Fifteen bucks for a cheeseburger, fries, drink, and a brownie? What the hell is that? I'm tired of paying out the nose for cafeteria slop at ski resorts. Don't they realize they're pissing off their customers?
Rob Grippo, via the Internet
Well, I'm of two minds on this. The angry Bolshie in me says it's an insult for resorts to sink their fangs into your proletarian stretch-pantsed butt for sub-par fare. But on the other hand, my rational Herbert Hoover side whispers that you willingly paid that $15, and that alone justifies the cost. When you stop paying, they'll lower the price. It's called capitalism, baby. Ski areas depend upon food and beverage to provide about 14 percent of revenue and, with no skier growth in the past couple of years, resorts have been focusing on boosting revenue per skier. Hence the 15 bucks for lunch. The plaintive nature of your complaint, though, shows your anger to be a complex thing. I would contend you are as much hurt as you are pissed off. You wonder how one skier could gouge another. Well, skiing is no longer a hardy fraternity whose members are united by their love for the schneesport. Today there are resort shareholders who may not even (gasp!) ski. The best way to stick it to The Man? Brown bag it.
La Niña, El Niño, La Cucaracha-first I hear it's going to be a big winter in the south, then I hear it's going to go off up north. Is there an El Niño, and what does it mean?

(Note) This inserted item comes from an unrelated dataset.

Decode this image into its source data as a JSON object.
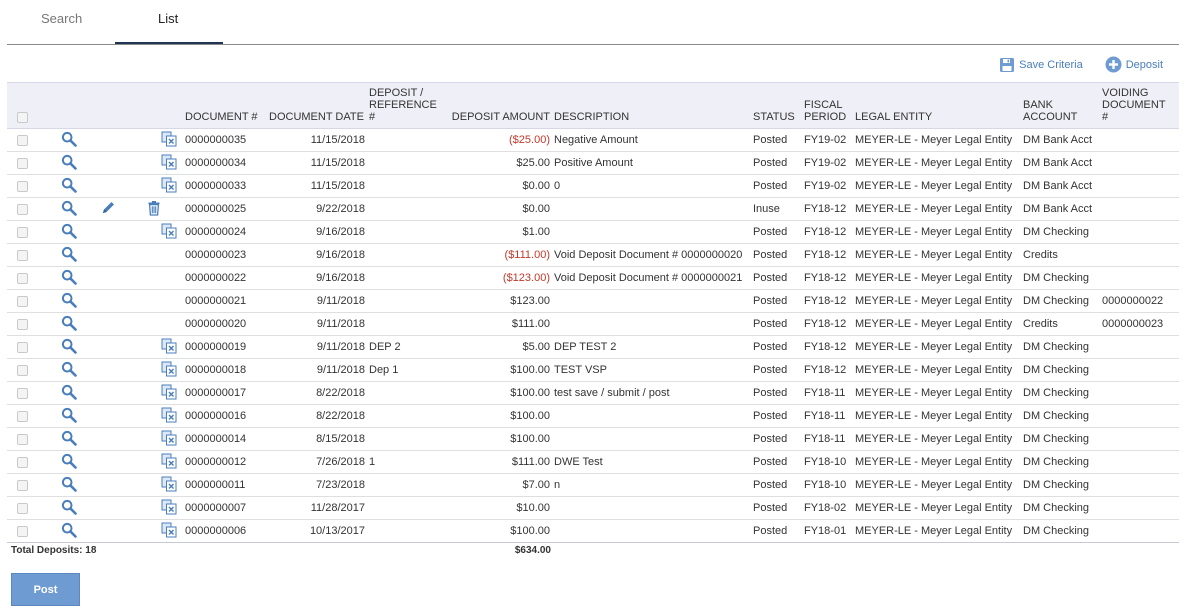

Ann Bovey, via the Internet
First the short answer, then the caveats. Yes, there was an El Niño event this past summer in the eastern equatorial Pacific. All this means is that water temperatures in a pool roughly the size of the lower 48 were one to three degrees warmer. But weather is complicated, and a change in water temperature off the coast of Chile can have an impact on the States. Usually an El Niño is associated with warmer and drier winters in the northern U.S. and cooler and wetter winters in the southern U.S. Last summer's El Niño was labeled "weak to moderate" by forecasters, so its effects this winter can't be counted on to be dramatic. Does a wetter winter in the south mean Taos will get dumped on, or that New Orleans will have torrential rains? Meteorologists have no idea. But here's the cartoon version of what El Niño could do: less snow than usual in the Pacific Northwest; average snow in the Rockies; maybe a little more than usual in Southern California, Arizona, New Mexico, and Southern Colorado; unknown effect in the northeast.